Deze uitspraak is gedaan door mr. J. van de Merwe, raadsheer, in tegenwoordigheid van mr. P.W.L. van den Bersselaar als griffier.
De beslissing is op 7 september 2021 in het openbaar uitgesproken.
De griffier, De voorzitter,
(mr. P.W.L. van den Bersselaar) (mr. J. van de Merwe)
Afschriften zijn aangetekend per post verzonden op 8 september 2021.
Tegen deze uitspraak kunnen beide partijen binnen zes weken na de verzenddatum beroep in cassatie instellen bij
de Hoge Raad der Nederlanden via het webportaal van de Hoge Raadwww.hogeraad.nl.

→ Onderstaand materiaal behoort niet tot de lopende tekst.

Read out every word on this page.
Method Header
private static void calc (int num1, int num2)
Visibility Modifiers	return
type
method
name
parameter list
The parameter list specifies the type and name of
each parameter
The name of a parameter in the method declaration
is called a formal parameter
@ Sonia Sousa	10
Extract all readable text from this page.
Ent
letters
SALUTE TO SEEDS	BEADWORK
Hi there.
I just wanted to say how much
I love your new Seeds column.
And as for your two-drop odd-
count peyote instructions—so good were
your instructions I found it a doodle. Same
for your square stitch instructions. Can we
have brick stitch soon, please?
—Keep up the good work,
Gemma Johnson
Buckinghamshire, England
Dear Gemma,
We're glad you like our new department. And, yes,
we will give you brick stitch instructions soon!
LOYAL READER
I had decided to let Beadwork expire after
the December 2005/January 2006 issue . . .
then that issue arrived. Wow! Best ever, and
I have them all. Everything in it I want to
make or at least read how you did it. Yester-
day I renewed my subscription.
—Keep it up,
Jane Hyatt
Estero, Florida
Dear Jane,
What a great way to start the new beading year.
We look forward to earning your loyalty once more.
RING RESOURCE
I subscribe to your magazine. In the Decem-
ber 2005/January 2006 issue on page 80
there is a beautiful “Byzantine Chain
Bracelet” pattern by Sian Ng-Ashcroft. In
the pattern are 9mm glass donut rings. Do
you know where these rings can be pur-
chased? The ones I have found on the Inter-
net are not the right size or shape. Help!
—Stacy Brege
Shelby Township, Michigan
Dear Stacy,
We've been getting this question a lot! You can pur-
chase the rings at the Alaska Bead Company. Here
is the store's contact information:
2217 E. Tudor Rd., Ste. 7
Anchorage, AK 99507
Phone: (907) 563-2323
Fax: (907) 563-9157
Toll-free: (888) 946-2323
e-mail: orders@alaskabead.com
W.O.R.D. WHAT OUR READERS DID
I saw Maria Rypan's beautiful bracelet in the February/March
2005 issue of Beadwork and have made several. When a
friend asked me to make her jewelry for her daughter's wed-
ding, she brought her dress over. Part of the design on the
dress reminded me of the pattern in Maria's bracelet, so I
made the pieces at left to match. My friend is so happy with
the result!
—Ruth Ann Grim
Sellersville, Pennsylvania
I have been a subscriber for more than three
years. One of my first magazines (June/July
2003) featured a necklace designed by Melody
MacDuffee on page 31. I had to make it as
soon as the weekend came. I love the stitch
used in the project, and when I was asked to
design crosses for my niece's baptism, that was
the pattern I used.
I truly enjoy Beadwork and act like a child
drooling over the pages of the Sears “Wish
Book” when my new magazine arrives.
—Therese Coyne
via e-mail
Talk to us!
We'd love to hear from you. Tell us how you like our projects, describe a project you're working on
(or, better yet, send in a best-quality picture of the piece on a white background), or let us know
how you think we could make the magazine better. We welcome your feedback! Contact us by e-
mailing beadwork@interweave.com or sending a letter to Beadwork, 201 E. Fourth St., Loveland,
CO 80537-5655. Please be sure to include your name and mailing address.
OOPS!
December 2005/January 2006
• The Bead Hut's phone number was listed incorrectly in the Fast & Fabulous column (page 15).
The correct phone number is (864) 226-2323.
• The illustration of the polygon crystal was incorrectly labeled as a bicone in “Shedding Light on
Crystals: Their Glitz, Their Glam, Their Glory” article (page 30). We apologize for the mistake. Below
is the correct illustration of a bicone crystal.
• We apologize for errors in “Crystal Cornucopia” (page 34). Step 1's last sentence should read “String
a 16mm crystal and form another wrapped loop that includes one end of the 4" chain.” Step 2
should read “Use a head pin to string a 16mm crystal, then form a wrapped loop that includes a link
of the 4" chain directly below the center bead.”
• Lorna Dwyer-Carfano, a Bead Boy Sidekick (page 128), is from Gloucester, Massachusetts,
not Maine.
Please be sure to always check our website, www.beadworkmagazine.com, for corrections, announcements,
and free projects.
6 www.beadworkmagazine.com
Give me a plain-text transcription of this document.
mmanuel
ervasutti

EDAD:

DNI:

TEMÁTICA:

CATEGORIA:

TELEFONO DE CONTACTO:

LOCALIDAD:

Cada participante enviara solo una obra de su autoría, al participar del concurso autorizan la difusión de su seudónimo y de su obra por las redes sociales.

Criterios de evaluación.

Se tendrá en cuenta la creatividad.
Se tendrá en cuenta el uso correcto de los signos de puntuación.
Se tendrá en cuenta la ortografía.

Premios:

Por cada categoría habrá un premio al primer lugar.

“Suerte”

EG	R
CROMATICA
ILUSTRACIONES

Bepaalde personen die niet worden vertegenwoordigd door een gemachtigde die beroepsmatig rechtsbijstand verleent, mogen per post beroep in cassatie instellen. Dit zijn natuurlijke personen en verenigingen waarvan de statuten niet zijn opgenomen in een notariële akte. Als zij geen gebruik willen maken van digitaal procederen kunnen deze personen het beroepschrift in cassatie sturen aan
de Hoge Raad der Nederlanden (belastingkamer), postbus 20303, 2500 EH Den Haag.Alle andere personen en gemachtigden die beroepsmatig rechtsbijstand verlenen, zijn in beginsel verplicht digitaal te procederen (zie
www.hogeraad.nl).
Bij het instellen van beroep in cassatie moet het volgende in acht worden genomen:
1. bij het beroepschrift wordt een afschrift van deze uitspraak gevoegd;
2 - ( alleen bij procederen op papier) het beroepschrift moet ondertekend zijn;
3 - het beroepschrift moet ten minste het volgende vermelden:
a. de naam en het adres van de indiener;
b. de dagtekening;
c. een omschrijving van de uitspraak waartegen het beroep in cassatie is gericht;
d. de gronden van het beroep in cassatie.
Voor het instellen van beroep in cassatie is griffierecht verschuldigd. Na het instellen van beroep in cassatie ontvangt de indiener een nota griffierecht van de griffier van de Hoge Raad. In het cassatieberoepschrift kan de Hoge Raad verzocht worden om de wederpartij te veroordelen in de proceskosten.